Anyone who has ever seen an episode of Law and Order or almost any crime drama on American television can probably recite a suspect's “Miranda rights” by heart. You know - the right to remain silent, the right to an attorney, etc. But what most people don’t know is that these rights had their roots in the compelling case of a young Chinese man accused of murdering three of his countrymen in Washington, DC in 1919.

The nation's capital had never seen anything quite like it: three foreign diplomats with no known enemies assassinated in the city's tony Kalorama neighborhood, and no obvious motive or leads. The Washington police were baffled. But once they zeroed in on a suspect, they held him incommunicado without formal arrest for more than a week until they had browbeaten him into a confession.

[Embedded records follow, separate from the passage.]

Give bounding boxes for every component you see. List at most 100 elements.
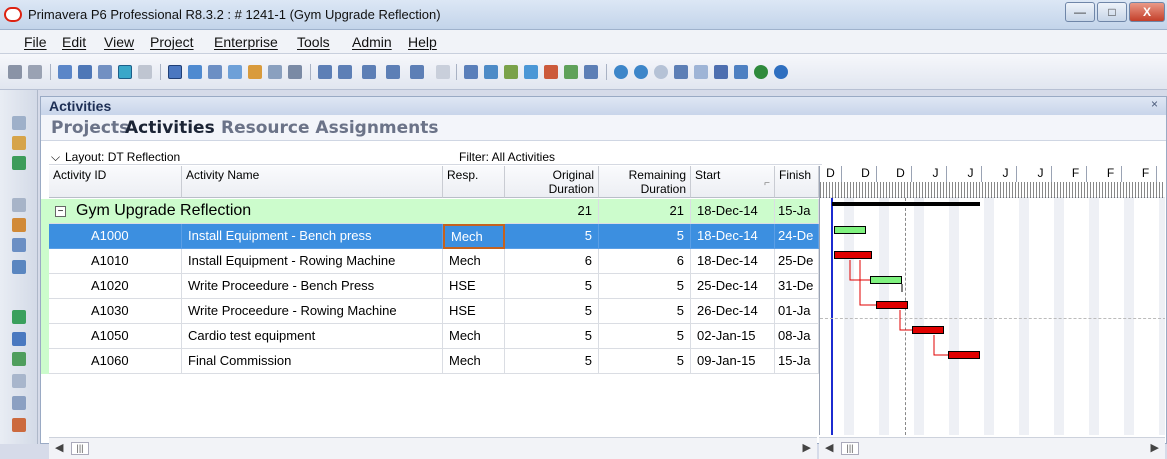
reports-rail-icon[interactable] [12, 238, 26, 252]
print-preview-icon[interactable] [28, 65, 42, 79]
gantt-scroll-right-icon[interactable]: ▶ [1151, 441, 1159, 454]
assignments-icon[interactable] [248, 65, 262, 79]
baseline-icon[interactable] [544, 65, 558, 79]
activities-rail-icon[interactable] [12, 310, 26, 324]
resp-cell[interactable]: Mech [443, 324, 505, 349]
menu-project[interactable]: Project [150, 34, 194, 50]
sort-icon[interactable] [318, 65, 332, 79]
table-icon[interactable] [58, 65, 72, 79]
notebook-icon[interactable] [734, 65, 748, 79]
menu-tools[interactable]: Tools [297, 34, 330, 50]
assignments-rail-icon[interactable] [12, 332, 26, 346]
resp-cell[interactable]: Mech [443, 224, 505, 249]
gantt-horizontal-scrollbar[interactable]: ◀ ||| ▶ [819, 437, 1165, 459]
column-header-start[interactable]: Start ⌐ [691, 166, 775, 198]
table-row[interactable]: A1060 Final Commission Mech 5 5 09-Jan-1… [49, 349, 822, 374]
issues-rail-icon[interactable] [12, 418, 26, 432]
layout-label[interactable]: Layout: DT Reflection [65, 150, 180, 164]
gantt-scroll-left-icon[interactable]: ◀ [825, 441, 833, 454]
store-period-icon[interactable] [524, 65, 538, 79]
resp-cell[interactable]: HSE [443, 299, 505, 324]
milestone-icon[interactable] [694, 65, 708, 79]
recalculate-icon[interactable] [564, 65, 578, 79]
menu-edit[interactable]: Edit [62, 34, 86, 50]
column-header-activity-id[interactable]: Activity ID [49, 166, 182, 198]
resp-cell[interactable]: Mech [443, 349, 505, 374]
original-duration-cell: 5 [505, 349, 599, 374]
timescale-icon[interactable] [714, 65, 728, 79]
column-header-resp[interactable]: Resp. [443, 166, 505, 198]
columns-icon[interactable] [188, 65, 202, 79]
portfolio-rail-icon[interactable] [12, 156, 26, 170]
scroll-right-icon[interactable]: ▶ [803, 441, 811, 454]
column-header-original-duration[interactable]: Original Duration [505, 166, 599, 198]
tab-projects[interactable]: Projects [51, 118, 129, 138]
resp-cell[interactable]: HSE [443, 274, 505, 299]
chart-rail-icon[interactable] [12, 260, 26, 274]
layout-chevron-icon[interactable]: ⌵ [51, 150, 60, 165]
hash-icon[interactable] [436, 65, 450, 79]
view-icon[interactable] [584, 65, 598, 79]
update-progress-icon[interactable] [504, 65, 518, 79]
folder-rail-icon[interactable] [12, 136, 26, 150]
zoom-fit-icon[interactable] [654, 65, 668, 79]
info-icon[interactable] [774, 65, 788, 79]
activity-id-cell: A1010 [49, 249, 182, 274]
activities-panel: Activities × Projects Activities Resourc… [40, 96, 1167, 459]
menu-view[interactable]: View [104, 34, 134, 50]
menu-file[interactable]: File [24, 34, 47, 50]
collapse-icon[interactable]: − [55, 206, 66, 217]
wbs-row[interactable]: − Gym Upgrade Reflection 21 21 18-Dec-14 … [49, 199, 822, 224]
column-header-finish[interactable]: Finish [775, 166, 819, 198]
projects-rail-icon[interactable] [12, 116, 26, 130]
level-icon[interactable] [484, 65, 498, 79]
activity-details-icon[interactable] [168, 65, 182, 79]
scheme-icon[interactable] [410, 65, 424, 79]
schedule-icon[interactable] [464, 65, 478, 79]
layout-icon[interactable] [288, 65, 302, 79]
table-row[interactable]: A1020 Write Proceedure - Bench Press HSE… [49, 274, 822, 299]
column-header-remaining-duration[interactable]: Remaining Duration [599, 166, 691, 198]
wbs-color-band [41, 199, 49, 374]
print-icon[interactable] [8, 65, 22, 79]
zoom-in-icon[interactable] [614, 65, 628, 79]
resource-icon[interactable] [228, 65, 242, 79]
table-row[interactable]: A1000 Install Equipment - Bench press Me… [49, 224, 822, 249]
table-row[interactable]: A1050 Cardio test equipment Mech 5 5 02-… [49, 324, 822, 349]
network-icon[interactable] [98, 65, 112, 79]
wbs-rail-icon[interactable] [12, 352, 26, 366]
table-horizontal-scrollbar[interactable]: ◀ ||| ▶ [49, 437, 817, 459]
resp-cell[interactable]: Mech [443, 249, 505, 274]
minimize-button[interactable]: — [1065, 2, 1095, 22]
resources-rail-icon[interactable] [12, 218, 26, 232]
close-button[interactable]: X [1129, 2, 1165, 22]
tab-activities[interactable]: Activities [125, 118, 215, 138]
filter-icon[interactable] [386, 65, 400, 79]
scroll-left-icon[interactable]: ◀ [55, 441, 63, 454]
chart-icon[interactable] [138, 65, 152, 79]
gantt-icon[interactable] [78, 65, 92, 79]
tab-resource-assignments[interactable]: Resource Assignments [221, 118, 439, 138]
split-icon[interactable] [674, 65, 688, 79]
documents-rail-icon[interactable] [12, 374, 26, 388]
panel-close-icon[interactable]: × [1151, 97, 1158, 111]
menu-enterprise[interactable]: Enterprise [214, 34, 278, 50]
columns-dropdown-icon[interactable] [362, 65, 376, 79]
zoom-out-icon[interactable] [634, 65, 648, 79]
tracking-rail-icon[interactable] [12, 198, 26, 212]
menu-admin[interactable]: Admin [352, 34, 392, 50]
calendar-rail-icon[interactable] [12, 396, 26, 410]
tracking-icon[interactable] [268, 65, 282, 79]
remaining-duration-cell: 5 [599, 274, 691, 299]
menu-help[interactable]: Help [408, 34, 437, 50]
table-row[interactable]: A1030 Write Proceedure - Rowing Machine … [49, 299, 822, 324]
group-icon[interactable] [338, 65, 352, 79]
table-row[interactable]: A1010 Install Equipment - Rowing Machine… [49, 249, 822, 274]
relationship-icon[interactable] [118, 65, 132, 79]
filter-label[interactable]: Filter: All Activities [459, 150, 555, 164]
bars-icon[interactable] [208, 65, 222, 79]
help-circle-icon[interactable] [754, 65, 768, 79]
column-header-activity-name[interactable]: Activity Name [182, 166, 443, 198]
maximize-button[interactable]: □ [1097, 2, 1127, 22]
wbs-name: Gym Upgrade Reflection [76, 202, 252, 219]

Part murder mystery, part courtroom drama and part landmark legal case, this award-winning book tells the forgotten story of a young man’s abuse by the police and his arduous, seven-year journey through the legal system that drew in Warren G. Harding, William Howard Taft, Oliver Wendell Holmes, John W. Davis and even J. Edgar Hoover. It culminated in a landmark Supreme Court ruling penned by Justice Louis Brandeis that set the stage for Miranda v. Arizona many years later.

Today, when the treatment of suspects between arrest and trial remains controversial, when bias against immigrants and minorities in law enforcement continues to deny them their rights and when protecting individuals against compulsory self-incrimination is still an uphill battle, this century-old legal spellbinder contains important lessons for our time.